Following the UK general election last week, which delivered a hung parliament, Theresa May has said she wants to strike a deal with the DUP, a right-wing Protestant party in favour of union between Northern Ireland and Great Britain.
But experts say her move threatens Northern Ireland’s peace agreement that requires the British and Irish governments to act as impartial mediators between unionists and Irish republicans in the north, who are mainly Catholic.
Critics point out that if Mrs May requires the DUP’s support to govern in Westminster then she will be compromised in her role as an “honest broker,” with mediation sorely Northern Ireland given its parliamentary assembly is suspended due to disputes between the DUP and Sinn Féin, the republican party.
In a sign of rising tensions Enda Kenny, the Irish Prime Minister, phoned Mrs May yesterday to express his concern over her alliance with the DUP and that it could jeopardise the 1998 Good Friday Agreement which brought peace to the north.
Known as “The Troubles’, sectarian disputes in Northern Ireland have strong religious undertones with Catholic and Protestant communities set against each other. It saw decades of violence, terrorism and atrocities committed by both sides including by the UK security forces.
For its part, the DUP has been the driving political force for Protestant unionists. It was founded by the Reverend Dr Ian Paisley who described the Pope as “the anti-christ” and once interrupted John Paul II’s 1988 speech to the European parliament.
Long running tensions between Catholics and Protestants meant that when Pope John Paul II visited Ireland in 1979 he was unable to travel north of the border.
In August of next year, however, Pope Francis plans to be in Dublin for the World Meeting of Families and it is believed he wants to travel to Northern Ireland. This would allow him to highlight has largely been a successful peace process that chimes with the aims of his papacy.
But he risks flying into a highly polarised political situation in Ireland which could see two jurisdictions at loggerheads. On the one hand the British government and the DUP in the north, and on the other Irish government which may need Sinn Féin’s to govern in the south.

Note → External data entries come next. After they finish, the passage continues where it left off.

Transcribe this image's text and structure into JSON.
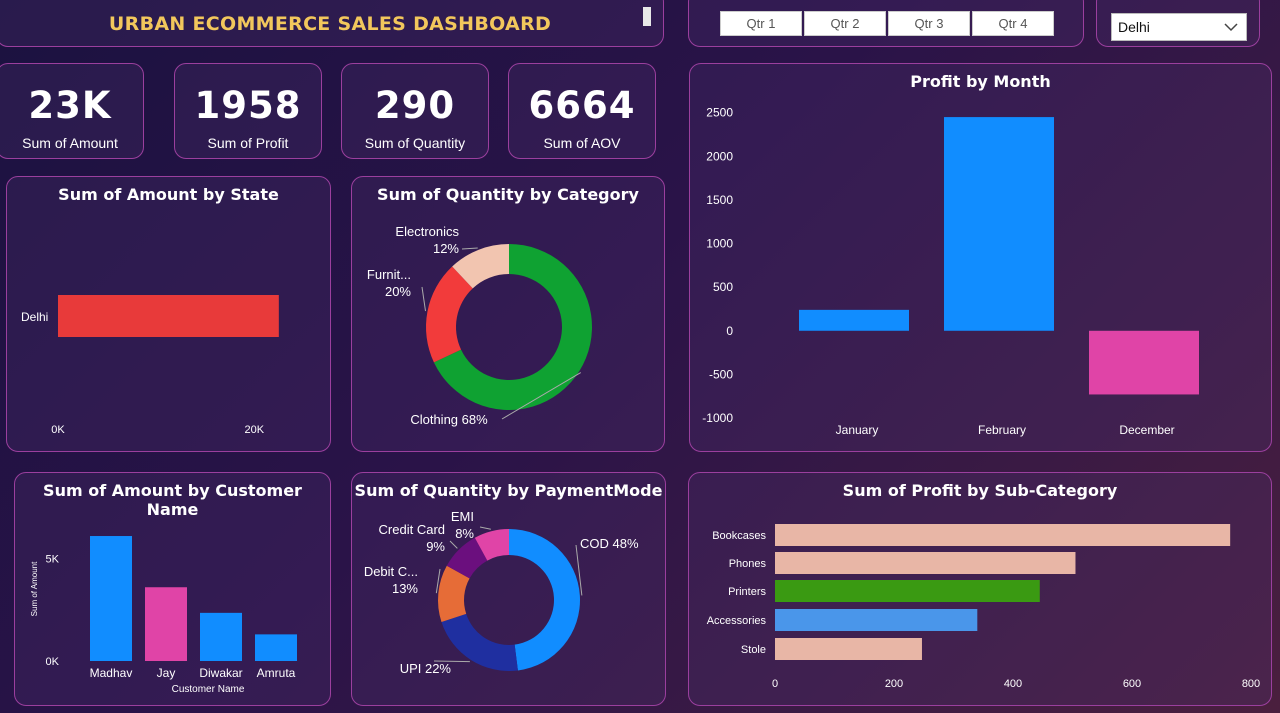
{
  "header": {
    "title": "URBAN ECOMMERCE SALES DASHBOARD",
    "quarters": [
      "Qtr 1",
      "Qtr 2",
      "Qtr 3",
      "Qtr 4"
    ],
    "city_selected": "Delhi"
  },
  "kpis": [
    {
      "value": "23K",
      "label": "Sum of Amount"
    },
    {
      "value": "1958",
      "label": "Sum of Profit"
    },
    {
      "value": "290",
      "label": "Sum of Quantity"
    },
    {
      "value": "6664",
      "label": "Sum of AOV"
    }
  ],
  "colors": {
    "blue": "#118dff",
    "pink": "#e044a7",
    "red": "#e83a3a",
    "green": "#0fa232",
    "peach": "#f2c5b0",
    "title_gold": "#f2c75c"
  },
  "chart_data": [
    {
      "id": "state",
      "type": "bar",
      "orientation": "horizontal",
      "title": "Sum of Amount by State",
      "categories": [
        "Delhi"
      ],
      "values": [
        22500
      ],
      "xlim": [
        0,
        27000
      ],
      "xticks": [
        {
          "v": 0,
          "label": "0K"
        },
        {
          "v": 20000,
          "label": "20K"
        }
      ],
      "colors": [
        "#e83a3a"
      ]
    },
    {
      "id": "category",
      "type": "pie",
      "donut": true,
      "title": "Sum of Quantity by Category",
      "slices": [
        {
          "name": "Clothing",
          "pct": 68,
          "label": "Clothing 68%",
          "color": "#0fa232"
        },
        {
          "name": "Furnit...",
          "pct": 20,
          "label": "20%",
          "color": "#f23b3b"
        },
        {
          "name": "Electronics",
          "pct": 12,
          "label": "12%",
          "color": "#f2c5b0"
        }
      ]
    },
    {
      "id": "month",
      "type": "bar",
      "title": "Profit by Month",
      "categories": [
        "January",
        "February",
        "December"
      ],
      "values": [
        240,
        2450,
        -730
      ],
      "ylim": [
        -1000,
        2600
      ],
      "yticks": [
        2500,
        2000,
        1500,
        1000,
        500,
        0,
        -500,
        -1000
      ],
      "colors": [
        "#118dff",
        "#118dff",
        "#e044a7"
      ]
    },
    {
      "id": "customer",
      "type": "bar",
      "title": "Sum of Amount by Customer Name",
      "xlabel": "Customer Name",
      "ylabel": "Sum of Amount",
      "categories": [
        "Madhav",
        "Jay",
        "Diwakar",
        "Amruta"
      ],
      "values": [
        6100,
        3600,
        2350,
        1300
      ],
      "ylim": [
        0,
        8200
      ],
      "yticks": [
        {
          "v": 0,
          "label": "0K"
        },
        {
          "v": 5000,
          "label": "5K"
        }
      ],
      "colors": [
        "#118dff",
        "#e044a7",
        "#118dff",
        "#118dff"
      ]
    },
    {
      "id": "payment",
      "type": "pie",
      "donut": true,
      "title": "Sum of Quantity by PaymentMode",
      "slices": [
        {
          "name": "COD",
          "pct": 48,
          "label": "COD 48%",
          "color": "#118dff"
        },
        {
          "name": "UPI",
          "pct": 22,
          "label": "UPI 22%",
          "color": "#1f2fa0"
        },
        {
          "name": "Debit C...",
          "pct": 13,
          "label": "13%",
          "color": "#e66c37"
        },
        {
          "name": "Credit Card",
          "pct": 9,
          "label": "9%",
          "color": "#6b0f7e"
        },
        {
          "name": "EMI",
          "pct": 8,
          "label": "8%",
          "color": "#e044a7"
        }
      ]
    },
    {
      "id": "subcategory",
      "type": "bar",
      "orientation": "horizontal",
      "title": "Sum of Profit by Sub-Category",
      "categories": [
        "Bookcases",
        "Phones",
        "Printers",
        "Accessories",
        "Stole"
      ],
      "values": [
        765,
        505,
        445,
        340,
        247
      ],
      "xlim": [
        0,
        800
      ],
      "xticks": [
        0,
        200,
        400,
        600,
        800
      ],
      "colors": [
        "#e8b6a6",
        "#e8b6a6",
        "#3a9a12",
        "#4a96ea",
        "#e8b6a6"
      ]
    }
  ]
}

Tensions in the north have already been exacerbated by Brexit, a decision raises the possibility of a hard border between Ireland - part of the European Union - and Northern Ireland which will be leaving the bloc along with the rest of the United Kingdom. A re-imposition of an old border hails back to the highly contested partition of Ireland in 1921 and which was only meant as a temporary measure. For its part, the DUP had campaigned in favour of Brexit while the late Dr. Ian Paisley saw the EU was a plot to allow the Pope to dominate Europe.

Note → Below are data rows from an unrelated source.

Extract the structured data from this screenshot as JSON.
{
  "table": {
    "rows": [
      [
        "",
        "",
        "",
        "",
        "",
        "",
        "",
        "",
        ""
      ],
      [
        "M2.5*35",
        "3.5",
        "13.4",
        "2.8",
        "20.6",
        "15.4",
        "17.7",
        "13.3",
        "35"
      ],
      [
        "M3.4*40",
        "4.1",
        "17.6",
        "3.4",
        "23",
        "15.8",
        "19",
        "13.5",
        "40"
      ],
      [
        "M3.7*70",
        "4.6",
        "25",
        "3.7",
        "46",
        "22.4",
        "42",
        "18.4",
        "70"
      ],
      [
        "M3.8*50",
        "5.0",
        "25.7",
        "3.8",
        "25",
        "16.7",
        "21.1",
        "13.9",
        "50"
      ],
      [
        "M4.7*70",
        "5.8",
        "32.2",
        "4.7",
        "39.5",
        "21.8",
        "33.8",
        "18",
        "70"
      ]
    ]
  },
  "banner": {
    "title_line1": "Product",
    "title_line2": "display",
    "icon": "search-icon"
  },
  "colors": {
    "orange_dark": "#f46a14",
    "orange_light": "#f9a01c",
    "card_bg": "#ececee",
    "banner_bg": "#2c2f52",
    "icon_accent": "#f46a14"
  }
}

To make matters worse, Francis will be visiting Ireland during August, the traditional marching season of Protestant groups where victories over Catholics are celebrated.
“Cooler heads in the Secretariat of State may be saying this is not the time for him to visit,” one diplomatic source said. “To bring him into a situation like that, with all its religious undertones, could make him seem like a player within it.”

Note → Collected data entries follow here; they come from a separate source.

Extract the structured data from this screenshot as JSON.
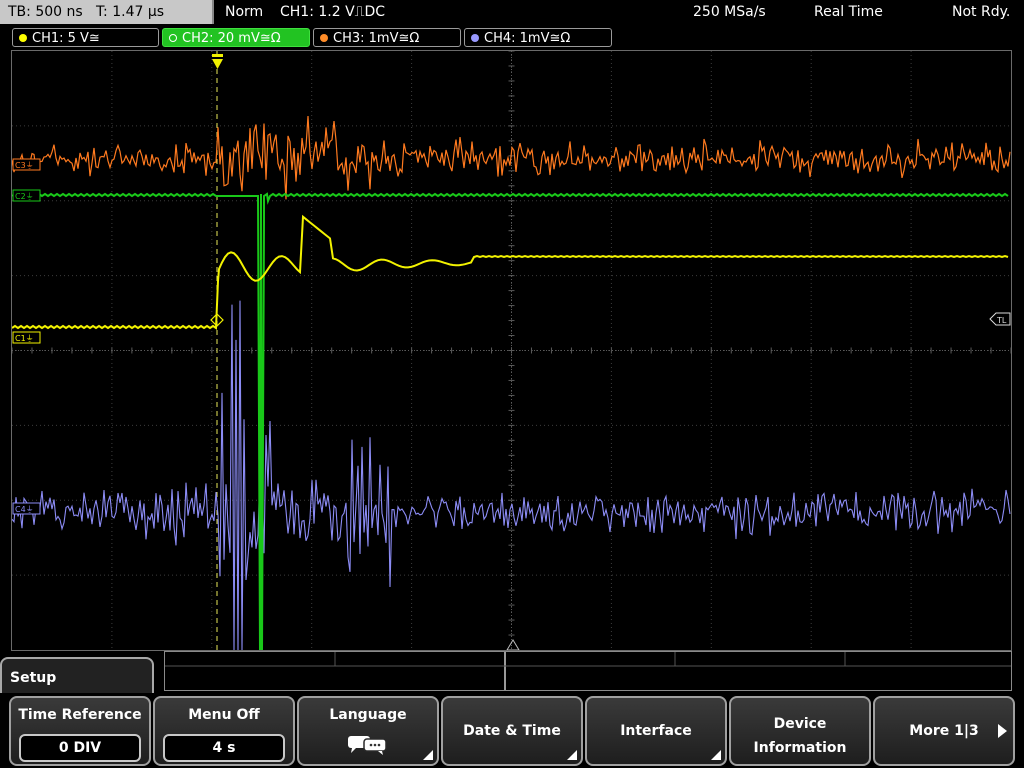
{
  "topbar": {
    "tb": "TB: 500 ns",
    "t": "T: 1.47 µs",
    "mode": "Norm",
    "trigger": "CH1: 1.2 V",
    "trigger_cfg": "⎍DC",
    "sample_rate": "250 MSa/s",
    "acq": "Real Time",
    "status": "Not Rdy."
  },
  "channels": [
    {
      "label": "CH1: 5 V≅",
      "color": "#ffff00"
    },
    {
      "label": "CH2: 20 mV≅Ω",
      "color": "#22c322"
    },
    {
      "label": "CH3: 1mV≅Ω",
      "color": "#ff8c28"
    },
    {
      "label": "CH4: 1mV≅Ω",
      "color": "#9999ff"
    }
  ],
  "markers": {
    "c1": "C1⏚",
    "c2": "C2⏚",
    "c3": "C3⏚",
    "c4": "C4⏚",
    "tl": "TL"
  },
  "colors": {
    "ch1": "#f2f200",
    "ch2": "#19c819",
    "ch3": "#ff7a1f",
    "ch4": "#8c8cf5",
    "grid": "#4a4a4a"
  },
  "menu": {
    "tab": "Setup",
    "time_reference": {
      "label": "Time Reference",
      "value": "0 DIV"
    },
    "menu_off": {
      "label": "Menu Off",
      "value": "4 s"
    },
    "language": {
      "label": "Language",
      "icon": "speech-bubbles-icon"
    },
    "date_time": "Date & Time",
    "interface": "Interface",
    "device_information": {
      "line1": "Device",
      "line2": "Information"
    },
    "more": "More 1|3"
  }
}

The source added: “One year ago a papal visit would have been timely and prudent and a recognition of the peace process. But after Brexit, the collapse of Belfast government, and a British government in ‘coalition’ with a Protestant party it leaves a visit by the Pope looking more uncertain.”
On the other hand, Francis has experience of handling delicate political situations, and is willing to throw the weight of the papacy in mediating conflicts including Colombia, Cuba, Venezuela and the Central African Republic. Given this, he may want to focus his trip to Northern Ireland as being one focussed on dialogue.
In 1979 it was a Conservative government who strongly advised John Paul II that even a pastoral visit to Northern Ireland would have to start in London. While a lot has happened in the intervening 36 years, the problem for Francis is that recent developments show a more unstable platform to make a pastoral visit to a region where the papacy is perceived as being partial.
When it comes to deciding whether the Pope will visit Ireland, the Holy See’s Secretariat of State have some complex factors to weigh up.
“This is finely balanced diplomatic decision,” the source said. “Few can predict the climate of Northern Ireland in 2018 and the fraught negotiations ahead.”